2) the value of the ERB is enhanced by regular "snapshots" every few years, not just one test in time. Since the statistical purpose of a stanine is to take data and translate it into a stat than can be compared across groups and over time, if you aren't given stanines, it is impossible to track this ( destroys value of the test) at least for the parents who are left with no information that they can use.
Anonymous
Anonymous wrote:
Anonymous wrote:
Anonymous wrote:
Anonymous wrote:Do some of the independents design curriculum around this test? Just curious.

Point is: where your child is on the Bell curve for IQ should match up to where they are on Bell Curve in Independant school ERB.

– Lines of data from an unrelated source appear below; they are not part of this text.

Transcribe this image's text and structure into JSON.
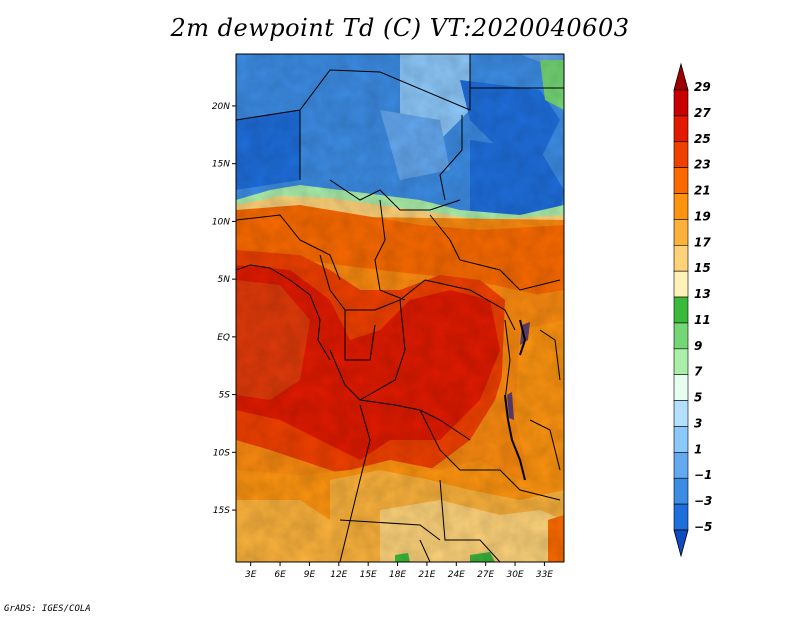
{
  "title": "2m dewpoint Td (C) VT:2020040603",
  "credit": "GrADS: IGES/COLA",
  "map": {
    "lon_labels": [
      "3E",
      "6E",
      "9E",
      "12E",
      "15E",
      "18E",
      "21E",
      "24E",
      "27E",
      "30E",
      "33E"
    ],
    "lat_labels": [
      "20N",
      "15N",
      "10N",
      "5N",
      "EQ",
      "5S",
      "10S",
      "15S"
    ],
    "lon_range": [
      1.5,
      35
    ],
    "lat_range": [
      -19.5,
      24.5
    ]
  },
  "legend": {
    "labels": [
      "29",
      "27",
      "25",
      "23",
      "21",
      "19",
      "17",
      "15",
      "13",
      "11",
      "9",
      "7",
      "5",
      "3",
      "1",
      "−1",
      "−3",
      "−5"
    ],
    "colors": [
      "#a00000",
      "#c80000",
      "#e11a00",
      "#f04000",
      "#fa6a00",
      "#fd9410",
      "#fbb23c",
      "#fdd27a",
      "#fff2b8",
      "#3aba3a",
      "#74d674",
      "#aaeeaa",
      "#e6fff0",
      "#b4e0ff",
      "#8cc8fa",
      "#64a8f0",
      "#3c8ce4",
      "#1e6edc",
      "#0c4cc0"
    ]
  },
  "colors": {
    "dry_blue": "#3c8ce4",
    "moist_red": "#e13a0a",
    "orange": "#fa8a10"
  }
}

Since the IQ test percentiles are based on the general population, wouldn't you look for a correlation between the Bell Curve for the General Population on the ERB, not the Independent schools?

Though I've worked with some really bright kids who who think in non-standard ways...and they may score in the 99th% on IQ tests, but not on ERBs.

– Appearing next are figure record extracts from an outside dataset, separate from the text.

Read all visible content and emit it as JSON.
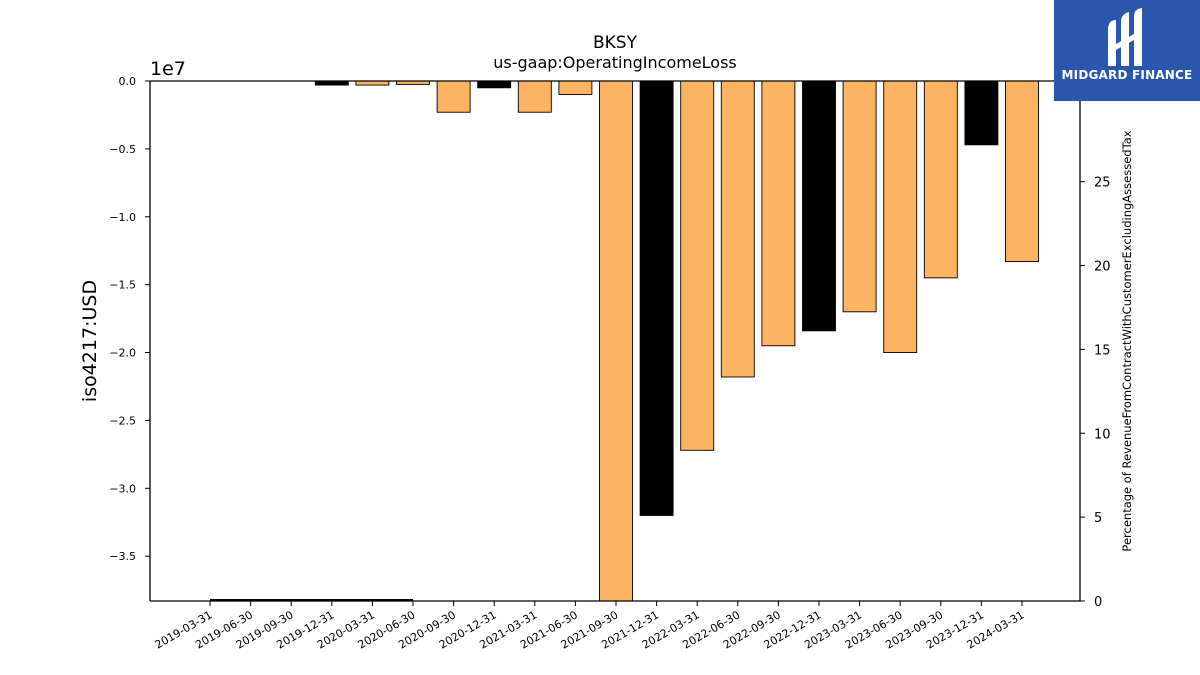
{
  "colors": {
    "orange": "#fdb462",
    "black": "#000000",
    "logo_bg": "#2a56ad"
  },
  "logo": {
    "name": "MIDGARD FINANCE",
    "icon": "midgard-mark-icon"
  },
  "chart_data": {
    "type": "bar",
    "title": "BKSY",
    "subtitle": "us-gaap:OperatingIncomeLoss",
    "ylabel": "iso4217:USD",
    "y_offset_label": "1e7",
    "y2label": "Percentage of RevenueFromContractWithCustomerExcludingAssessedTax",
    "ylim": [
      -38300000,
      0
    ],
    "y2lim": [
      0,
      31
    ],
    "yticks": [
      0.0,
      -0.5,
      -1.0,
      -1.5,
      -2.0,
      -2.5,
      -3.0,
      -3.5
    ],
    "ytick_labels": [
      "0.0",
      "−0.5",
      "−1.0",
      "−1.5",
      "−2.0",
      "−2.5",
      "−3.0",
      "−3.5"
    ],
    "y2ticks": [
      0,
      5,
      10,
      15,
      20,
      25
    ],
    "y2tick_labels": [
      "0",
      "5",
      "10",
      "15",
      "20",
      "25"
    ],
    "categories": [
      "2019-03-31",
      "2019-06-30",
      "2019-09-30",
      "2019-12-31",
      "2020-03-31",
      "2020-06-30",
      "2020-09-30",
      "2020-12-31",
      "2021-03-31",
      "2021-06-30",
      "2021-09-30",
      "2021-12-31",
      "2022-03-31",
      "2022-06-30",
      "2022-09-30",
      "2022-12-31",
      "2023-03-31",
      "2023-06-30",
      "2023-09-30",
      "2023-12-31",
      "2024-03-31"
    ],
    "series": [
      {
        "values": [
          0,
          0,
          0,
          -300000,
          -300000,
          -250000,
          -2300000,
          -500000,
          -2300000,
          -1000000,
          -38300000,
          -32000000,
          -27200000,
          -21800000,
          -19500000,
          -18400000,
          -17000000,
          -20000000,
          -14500000,
          -4700000,
          -13300000
        ],
        "colors": [
          "orange",
          "orange",
          "orange",
          "black",
          "orange",
          "orange",
          "orange",
          "black",
          "orange",
          "orange",
          "orange",
          "black",
          "orange",
          "orange",
          "orange",
          "black",
          "orange",
          "orange",
          "orange",
          "black",
          "orange"
        ]
      },
      {
        "y2_values": [
          0,
          0,
          0,
          0,
          0,
          0
        ],
        "x_range": [
          "2019-03-31",
          "2020-06-30"
        ]
      }
    ],
    "grid": false,
    "legend": "none"
  }
}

sorry about end of day typing
Anonymous
Anonymous wrote:
Anonymous wrote:
Anonymous wrote:
Anonymous wrote:
Anonymous wrote:Do some of the independents design curriculum around this test? Just curious.

Point is: where your child is on the Bell curve for IQ should match up to where they are on Bell Curve in Independant school ERB.

Since the IQ test percentiles are based on the general population, wouldn't you look for a correlation between the Bell Curve for the General Population on the ERB, not the Independent schools?

Though I've worked with some really bright kids who who think in non-standard ways...and they may score in the 99th% on IQ tests, but not on ERBs.

sorry about end of day typing


It is my understanding that it is mostly private and suburban public schools that take the ERB. Regardless, if a kids IQ is top 10%, the ERB stanine should be same.
Anonymous
My understanding is that the ERB is very different from an IQ test. The ERB tests for achievement--what you know. So if the school hasn't taught basic geometry, your kid wouldn't do well on that part of the ERB, and would have a lower overall score.

Whereas the IQ tests working memory, executive function, spatial and other types of reasoning abilities.
Anonymous
My experience with DS, now in high school, was that the ERBs tracked well with his academic achievement, which tracked reasonably well with his IQ scores. So on IQ he was very high overall, on ERBs he was high on reasoning, pretty high on reading and math, and abysmal on mechanics and usage in writing (which is always true in real life). Other kids did fine on the mechanics stuff, so I know it was a DS-specific issue, not the school's fault.
Anonymous
Anonymous wrote:My understanding is that the ERB is very different from an IQ test. The ERB tests for achievement--what you know. So if the school hasn't taught basic geometry, your kid wouldn't do well on that part of the ERB, and would have a lower overall score.

Whereas the IQ tests working memory, executive function, spatial and other types of reasoning abilities.



Yes, two different measures, but the point is that the ERB collects this data and over decades of testing correlates it. If you google:

Stanine, Bell Curve, ERB and IQ you will get these bell curves which the ERB has prepared that list IQ/Stanine on ERB and 5 ile

you will see it spelled out. So, if IQ is in top 10% , but is in stanine 5 when compared to other independent school then something is wrong with the curriculum
Anonymous
Anonymous wrote:My experience with DS, now in high school, was that the ERBs tracked well with his academic achievement, which tracked reasonably well with his IQ scores. So on IQ he was very high overall, on ERBs he was high on reasoning, pretty high on reading and math, and abysmal on mechanics and usage in writing (which is always true in real life). Other kids did fine on the mechanics stuff, so I know it was a DS-specific issue, not the school's fault.


This describes my DD, also. She scored high in all areas except writing mechanics (basically grammar, usage and spelling), and that tracks with her academic performance.